Having started shakily against Malcolm Marshall and Michael Holding, he decided his best course of action was attack and he raced to his hundred off just 94 balls. A few years earlier You’d seen him hit John Lever over long-on for six in the first over of the innings before then batting in his conventional fashion.
Perhaps it was this same contrariness that led him to bat slowly through a 60-over one-day innings during the 1975 World Cup. In that match, he did not believe India could win, and he scored 36 runs in 174 balls. Sunny, attempted to lead his batting partner off the field after he had been given out to a questionable lbw decision at Melbourne in 1981.
He could be quirky for sure. When we opposed each other as captains on England’s tour of India in 1984–85, he took the very odd decision to allow India’s first innings in the third Test in Kolkata to meander into the fourth day. Had the pace been quicker, England could have been under more pressure, and it must have been something he regretted when we went on to win the series.
Sunil Gavaskar was unimpressed when at the rest day press conference, he’d already gone on too long and he dubbed England ‘The Preacher’. It was a rare case of him getting something wrong, although as a captain he was perhaps too defensive. His immaculate defense always challenged bowlers. His powerful concentration with the perfect technique was virtually unbreakable.
Once India went one-up against us on our previous tour in 1981– 1982. Sunny Gavaskar was happy to sit on the lead, which resulted in some stultifying cricket, but India was by then without their great match-winning spin bowlers and the price of failure in Indian cricket was high (especially if that failure came against Pakistan, as he subsequently discovered).

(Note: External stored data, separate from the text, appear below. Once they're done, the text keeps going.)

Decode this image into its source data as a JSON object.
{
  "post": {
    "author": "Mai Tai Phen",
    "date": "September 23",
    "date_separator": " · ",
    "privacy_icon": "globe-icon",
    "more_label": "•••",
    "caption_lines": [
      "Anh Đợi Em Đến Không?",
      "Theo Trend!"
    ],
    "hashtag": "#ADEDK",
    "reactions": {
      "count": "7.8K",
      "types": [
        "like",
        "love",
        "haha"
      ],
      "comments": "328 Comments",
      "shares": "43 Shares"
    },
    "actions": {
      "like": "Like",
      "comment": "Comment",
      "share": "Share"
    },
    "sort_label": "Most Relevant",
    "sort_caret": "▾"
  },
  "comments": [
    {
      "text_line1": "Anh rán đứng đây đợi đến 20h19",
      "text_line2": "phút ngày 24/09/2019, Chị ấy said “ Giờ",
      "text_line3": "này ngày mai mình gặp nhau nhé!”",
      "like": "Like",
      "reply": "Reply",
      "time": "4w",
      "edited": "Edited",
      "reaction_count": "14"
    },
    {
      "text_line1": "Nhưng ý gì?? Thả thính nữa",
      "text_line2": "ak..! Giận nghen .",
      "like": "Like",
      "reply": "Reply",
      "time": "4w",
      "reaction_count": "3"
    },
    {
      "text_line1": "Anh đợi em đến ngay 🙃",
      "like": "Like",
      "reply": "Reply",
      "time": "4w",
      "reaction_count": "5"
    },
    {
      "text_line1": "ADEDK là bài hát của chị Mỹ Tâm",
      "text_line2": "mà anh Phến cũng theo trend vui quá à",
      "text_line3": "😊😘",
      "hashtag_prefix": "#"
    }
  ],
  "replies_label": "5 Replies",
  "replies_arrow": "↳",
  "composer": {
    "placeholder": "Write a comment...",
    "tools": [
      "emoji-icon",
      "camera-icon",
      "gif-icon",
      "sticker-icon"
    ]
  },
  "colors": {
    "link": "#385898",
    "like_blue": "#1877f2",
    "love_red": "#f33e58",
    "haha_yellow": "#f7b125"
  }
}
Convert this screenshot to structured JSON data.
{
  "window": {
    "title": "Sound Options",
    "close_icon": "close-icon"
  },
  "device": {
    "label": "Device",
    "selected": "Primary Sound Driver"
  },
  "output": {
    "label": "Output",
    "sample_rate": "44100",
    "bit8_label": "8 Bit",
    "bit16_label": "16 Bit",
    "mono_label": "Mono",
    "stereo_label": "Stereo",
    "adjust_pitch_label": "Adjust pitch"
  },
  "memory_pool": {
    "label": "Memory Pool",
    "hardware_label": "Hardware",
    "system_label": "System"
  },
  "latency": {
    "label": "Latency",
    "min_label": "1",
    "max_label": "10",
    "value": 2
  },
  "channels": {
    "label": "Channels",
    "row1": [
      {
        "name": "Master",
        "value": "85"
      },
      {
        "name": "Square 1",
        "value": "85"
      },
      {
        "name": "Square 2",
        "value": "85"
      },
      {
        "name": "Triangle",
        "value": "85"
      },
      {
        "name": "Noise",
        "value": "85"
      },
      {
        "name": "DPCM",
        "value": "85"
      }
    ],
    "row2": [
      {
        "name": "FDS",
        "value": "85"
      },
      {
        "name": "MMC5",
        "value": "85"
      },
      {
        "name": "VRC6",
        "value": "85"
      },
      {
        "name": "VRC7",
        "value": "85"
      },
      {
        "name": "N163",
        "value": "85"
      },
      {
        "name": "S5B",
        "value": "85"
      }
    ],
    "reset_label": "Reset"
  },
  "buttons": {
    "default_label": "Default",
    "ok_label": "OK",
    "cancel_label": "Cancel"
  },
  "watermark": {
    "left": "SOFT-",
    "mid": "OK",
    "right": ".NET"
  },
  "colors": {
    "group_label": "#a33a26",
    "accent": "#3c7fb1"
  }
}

His captaincy was less successful and sacked just six months before Kapil Dev led India to a sensational victory in the 1983 world cup.
Sunil Gavaskar retired having scored more runs (10,122) and more hundreds (34) and having played in more Tests (125) than anyone to that point. He was a cricketing deity long before Sachin Tendulkar came along. Indeed, he advised and encouraged the young Sachin Tendulkar to believe that he could break the records he himself had set (which he duly did). He played his last Test match against Pakistan at Bengaluru in 1986-87, scoring 96 runs, but could not escape India to defeat.

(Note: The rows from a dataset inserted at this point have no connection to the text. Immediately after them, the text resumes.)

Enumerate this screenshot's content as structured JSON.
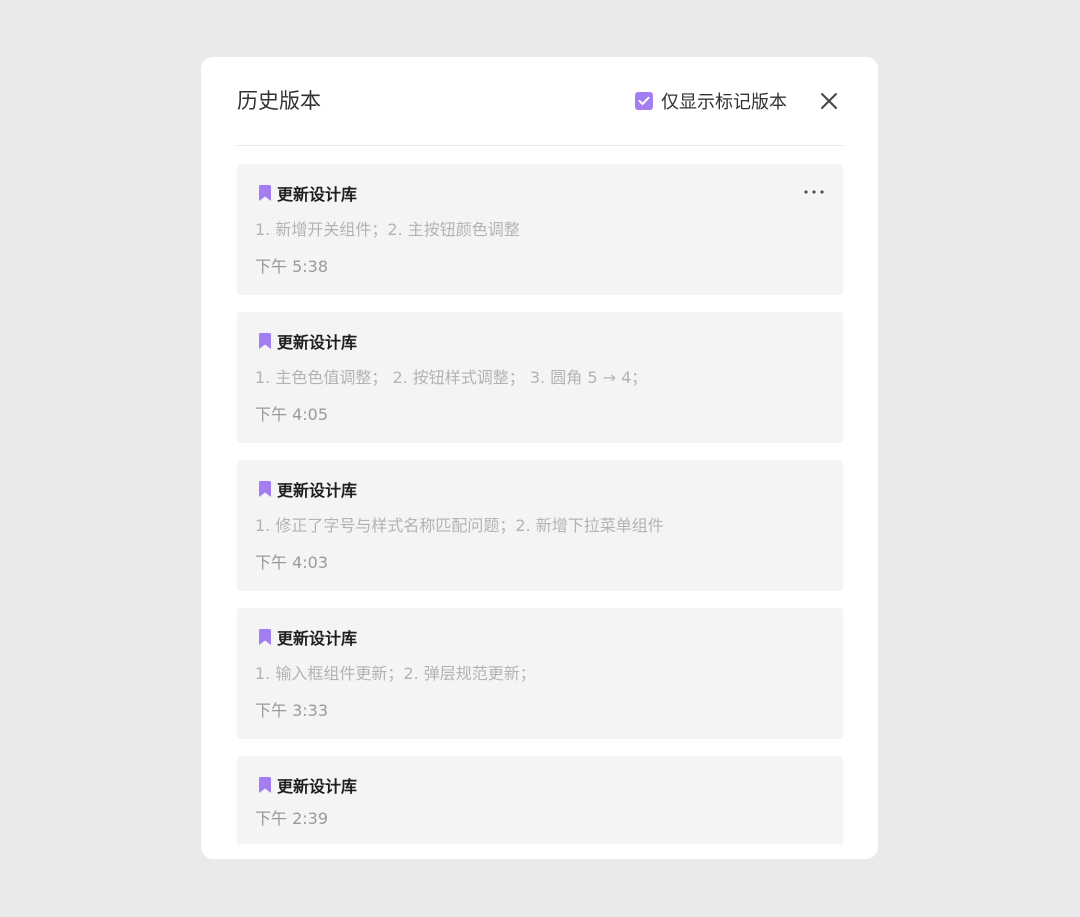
{
  "header": {
    "title": "历史版本",
    "filter_label": "仅显示标记版本",
    "filter_checked": true
  },
  "icons": {
    "checkbox": "check-icon",
    "close": "close-icon",
    "bookmark": "bookmark-icon",
    "more": "more-horizontal-icon"
  },
  "colors": {
    "accent": "#a37ef1",
    "page_bg": "#e9eaec",
    "card_bg": "#f4f4f4"
  },
  "versions": [
    {
      "title": "更新设计库",
      "desc": "1. 新增开关组件；2. 主按钮颜色调整",
      "time": "下午 5:38"
    },
    {
      "title": "更新设计库",
      "desc": "1. 主色色值调整；  2. 按钮样式调整；  3. 圆角 5 → 4；",
      "time": "下午 4:05"
    },
    {
      "title": "更新设计库",
      "desc": "1. 修正了字号与样式名称匹配问题；2. 新增下拉菜单组件",
      "time": "下午 4:03"
    },
    {
      "title": "更新设计库",
      "desc": "1. 输入框组件更新；2. 弹层规范更新；",
      "time": "下午 3:33"
    },
    {
      "title": "更新设计库",
      "desc": "",
      "time": "下午 2:39"
    }
  ]
}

His legacy goes deeper than just playing. Since retiring, he has remained a constant presence behind the scenes, involved with the Maharashtra Cricket Association in Mumbai and the Indian board, even being appointed the BCCI’s temporary chief executive. He continues to influence the game hugely, as befits the stature of the man.
His son Rohan Gavaskar also played some cricket for India. But he could not continue his father’s legacy and played only 11 ODI’s in 2004. His brother-in-law GR Vishwanath was also a great Indian cricketer, who scored more than six thousand in Test cricket. Sunil Gavaskar was awarded Padma Bhushan and Padma Shri awards and then included in the ICC Cricket Hall of Fame in 2009. Also, awarded Col CK Nayudu Lifetime achievement awards.